Basically, what this entailed was a serial examination of 20 different blood draws that Michael Snyder had over a 14-month period. During that time, virtually everything you could imagine was assessed. Not only was there DNA sequencing at very high, deep coverage, high accuracy and resolution, but also there was gene expression. There was RNA seq to detect any issues in RNA. There were protein and metabolite assays that were comprehensive, along with autoantibody, along with micro RNAs -- all of this over a 14-month period.

As you would expect, the susceptibility to some diseases through, not just common variations, but rare variations were detected, including a key rare variant associated with diabetes mellitus and another rare variant with high penetrance for aplastic anemia.

But what was interesting during this study that spanned over 14 months was that Michael Snyder had two viral infections. Right around 300 days, he had a viral infection that led to a marked increase in genes that were associated with inflammation, interferon, and the conventional serum CRP that we measure. With that, his glucoses shot up, as well as his HbA1C, even up to about 6.7% from what had been normal, with fasting glucoses that were in the mid-100s. Then he went on to a lifestyle program to lose weight and exercise more, and was able to reverse the clinical manifestations of diabetes.

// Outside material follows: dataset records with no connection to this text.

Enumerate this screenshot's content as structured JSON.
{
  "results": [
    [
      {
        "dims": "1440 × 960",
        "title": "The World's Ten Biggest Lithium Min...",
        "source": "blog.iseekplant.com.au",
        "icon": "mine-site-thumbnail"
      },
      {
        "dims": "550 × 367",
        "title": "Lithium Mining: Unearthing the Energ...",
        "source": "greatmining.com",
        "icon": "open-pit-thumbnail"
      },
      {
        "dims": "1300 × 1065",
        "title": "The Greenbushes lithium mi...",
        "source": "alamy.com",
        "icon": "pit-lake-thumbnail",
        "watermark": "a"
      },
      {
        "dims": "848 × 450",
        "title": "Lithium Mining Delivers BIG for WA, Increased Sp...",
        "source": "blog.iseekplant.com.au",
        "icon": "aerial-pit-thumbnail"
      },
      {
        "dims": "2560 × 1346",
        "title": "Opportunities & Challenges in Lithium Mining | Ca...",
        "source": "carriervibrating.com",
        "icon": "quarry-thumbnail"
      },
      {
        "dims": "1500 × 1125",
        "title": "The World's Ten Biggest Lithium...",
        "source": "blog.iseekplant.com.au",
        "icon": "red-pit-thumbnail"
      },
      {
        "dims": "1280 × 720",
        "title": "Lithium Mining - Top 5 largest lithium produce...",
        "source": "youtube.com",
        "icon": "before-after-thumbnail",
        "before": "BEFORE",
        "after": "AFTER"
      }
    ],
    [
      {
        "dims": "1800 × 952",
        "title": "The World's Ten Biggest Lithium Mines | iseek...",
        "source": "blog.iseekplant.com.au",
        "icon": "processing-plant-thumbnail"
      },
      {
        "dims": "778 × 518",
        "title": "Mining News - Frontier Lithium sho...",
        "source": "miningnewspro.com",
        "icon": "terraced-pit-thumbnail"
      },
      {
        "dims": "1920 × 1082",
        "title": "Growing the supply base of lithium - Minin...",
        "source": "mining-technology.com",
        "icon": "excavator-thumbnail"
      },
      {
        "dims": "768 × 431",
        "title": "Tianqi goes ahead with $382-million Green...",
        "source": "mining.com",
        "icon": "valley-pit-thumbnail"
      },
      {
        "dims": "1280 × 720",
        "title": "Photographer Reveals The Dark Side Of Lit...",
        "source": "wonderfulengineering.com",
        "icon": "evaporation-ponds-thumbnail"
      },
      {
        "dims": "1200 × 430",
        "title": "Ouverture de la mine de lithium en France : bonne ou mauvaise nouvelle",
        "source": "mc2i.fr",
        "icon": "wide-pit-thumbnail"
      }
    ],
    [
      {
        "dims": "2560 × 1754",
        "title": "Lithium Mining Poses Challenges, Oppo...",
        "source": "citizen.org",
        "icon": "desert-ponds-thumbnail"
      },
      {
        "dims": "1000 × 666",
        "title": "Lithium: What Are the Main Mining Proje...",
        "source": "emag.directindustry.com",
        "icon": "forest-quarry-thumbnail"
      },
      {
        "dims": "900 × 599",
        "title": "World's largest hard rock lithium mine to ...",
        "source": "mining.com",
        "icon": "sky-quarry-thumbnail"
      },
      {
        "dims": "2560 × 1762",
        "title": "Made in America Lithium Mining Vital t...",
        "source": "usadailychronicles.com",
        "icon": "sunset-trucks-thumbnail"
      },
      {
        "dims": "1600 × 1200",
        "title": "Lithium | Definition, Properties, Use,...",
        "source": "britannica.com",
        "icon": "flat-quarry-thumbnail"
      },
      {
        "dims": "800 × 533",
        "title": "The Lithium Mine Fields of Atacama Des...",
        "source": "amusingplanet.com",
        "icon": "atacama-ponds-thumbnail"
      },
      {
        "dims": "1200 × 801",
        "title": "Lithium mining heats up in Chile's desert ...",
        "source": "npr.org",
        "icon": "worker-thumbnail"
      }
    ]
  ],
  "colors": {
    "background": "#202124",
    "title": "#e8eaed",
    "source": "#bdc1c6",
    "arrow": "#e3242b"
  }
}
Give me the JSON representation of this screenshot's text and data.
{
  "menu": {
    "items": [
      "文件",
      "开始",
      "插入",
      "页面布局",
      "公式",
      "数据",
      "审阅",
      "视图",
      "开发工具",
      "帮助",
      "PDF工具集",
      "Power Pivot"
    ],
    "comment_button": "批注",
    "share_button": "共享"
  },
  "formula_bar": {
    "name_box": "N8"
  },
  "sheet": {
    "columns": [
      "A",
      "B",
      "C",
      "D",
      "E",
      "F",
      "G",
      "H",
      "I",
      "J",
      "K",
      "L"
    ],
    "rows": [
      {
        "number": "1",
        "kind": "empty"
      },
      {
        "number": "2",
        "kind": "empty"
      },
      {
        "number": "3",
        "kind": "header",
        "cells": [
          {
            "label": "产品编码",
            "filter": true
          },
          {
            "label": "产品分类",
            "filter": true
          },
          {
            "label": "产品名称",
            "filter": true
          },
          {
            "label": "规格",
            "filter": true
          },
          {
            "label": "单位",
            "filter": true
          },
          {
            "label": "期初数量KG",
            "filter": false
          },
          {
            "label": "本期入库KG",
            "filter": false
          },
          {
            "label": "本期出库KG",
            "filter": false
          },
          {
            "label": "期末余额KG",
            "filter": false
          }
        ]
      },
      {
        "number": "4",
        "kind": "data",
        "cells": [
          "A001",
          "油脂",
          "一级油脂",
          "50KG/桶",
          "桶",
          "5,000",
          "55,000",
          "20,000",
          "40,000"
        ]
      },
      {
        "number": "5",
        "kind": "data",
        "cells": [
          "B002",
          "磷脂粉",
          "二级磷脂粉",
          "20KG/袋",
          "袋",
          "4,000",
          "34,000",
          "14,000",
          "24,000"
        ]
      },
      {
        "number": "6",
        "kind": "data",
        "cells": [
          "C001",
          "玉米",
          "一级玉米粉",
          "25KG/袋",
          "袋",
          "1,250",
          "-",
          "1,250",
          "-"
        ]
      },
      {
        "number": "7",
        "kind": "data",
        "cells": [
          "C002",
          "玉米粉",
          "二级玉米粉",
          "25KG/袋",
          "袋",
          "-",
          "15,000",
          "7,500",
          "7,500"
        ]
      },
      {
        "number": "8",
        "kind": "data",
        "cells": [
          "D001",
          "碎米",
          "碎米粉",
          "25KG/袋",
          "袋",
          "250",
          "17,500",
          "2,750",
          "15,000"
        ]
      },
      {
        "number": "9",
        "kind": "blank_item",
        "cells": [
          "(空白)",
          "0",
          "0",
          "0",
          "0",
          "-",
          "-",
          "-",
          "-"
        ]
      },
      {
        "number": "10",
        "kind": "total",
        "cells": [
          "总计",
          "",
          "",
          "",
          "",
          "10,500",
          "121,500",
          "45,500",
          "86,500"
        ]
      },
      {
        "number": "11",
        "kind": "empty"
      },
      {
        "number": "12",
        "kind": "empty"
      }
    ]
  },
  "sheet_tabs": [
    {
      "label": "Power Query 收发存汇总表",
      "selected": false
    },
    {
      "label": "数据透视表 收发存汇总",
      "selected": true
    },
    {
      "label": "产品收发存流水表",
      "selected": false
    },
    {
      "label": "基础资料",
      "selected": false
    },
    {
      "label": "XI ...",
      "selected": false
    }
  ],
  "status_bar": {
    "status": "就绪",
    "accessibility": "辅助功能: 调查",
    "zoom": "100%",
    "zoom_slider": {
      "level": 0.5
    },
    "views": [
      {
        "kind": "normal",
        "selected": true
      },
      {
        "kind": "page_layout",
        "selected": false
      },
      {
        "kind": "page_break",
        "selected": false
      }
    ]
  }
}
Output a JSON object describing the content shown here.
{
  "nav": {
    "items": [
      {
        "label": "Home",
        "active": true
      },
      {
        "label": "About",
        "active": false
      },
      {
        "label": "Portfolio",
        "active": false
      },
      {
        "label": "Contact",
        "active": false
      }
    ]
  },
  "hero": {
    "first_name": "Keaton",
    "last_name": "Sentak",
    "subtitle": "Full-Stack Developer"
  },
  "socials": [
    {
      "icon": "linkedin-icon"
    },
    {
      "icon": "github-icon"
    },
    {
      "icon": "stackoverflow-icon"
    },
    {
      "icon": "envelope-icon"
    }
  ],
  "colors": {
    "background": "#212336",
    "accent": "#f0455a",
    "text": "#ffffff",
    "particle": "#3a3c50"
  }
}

This is a remarkable paper. It is an N of 1 study with an exceptional amount of billions and billions of data points across all the different 'omics, and even expanding into autoantibody formation. It also tells us about how gene pathways and gene expression change over time. It's not just a measurement once, it's dynamic -- the variants in one's genome, as they can be expressed differently in different tissues, they also can be expressed differently as a function of time. It's highly instructive.

The question, of course, is, can this be done, this type of study, with an amazing amount of bioinformatics and data -- can this be done in the real world. Should it be done in the real world? Well, certainly, as we have discussed in prior segments, this is something that could be of immense value in patients with rare, idiopathic, we-don't-know-the-cause, conditions. Certainly for serious cancers, some type of "panor-omic" view could be helpful if we could do this quickly before therapies were started, or, of course, in refractory or relapsed cases.

Ultimately, when this is all done through a means of algorithm software to process all this data and when it can be markedly reduced in expense, some of these components will be useful for prevention as was used in this classic case.

For example, with Michael Snyder being att significant risk, of developing aplastic anemia, he can go into prevention mode and surveillance, just as he did with the known risk of diabetes. In fact, much of this I had written about in the book Creative Destruction of Medicine -- but now it's already been actualized as of March 15, 2012. When you combine all these 'omics with wireless sensor data and anatomical data through high resolution imaging, like the ultrasound pocket echo, you get an N of 1 that is truly unprecedented.

I'll be interested in your views about this "panor-omic" N of 1 landmark study, a tour de force. It will be interesting to see what you have to say. Thanks very much for your attention.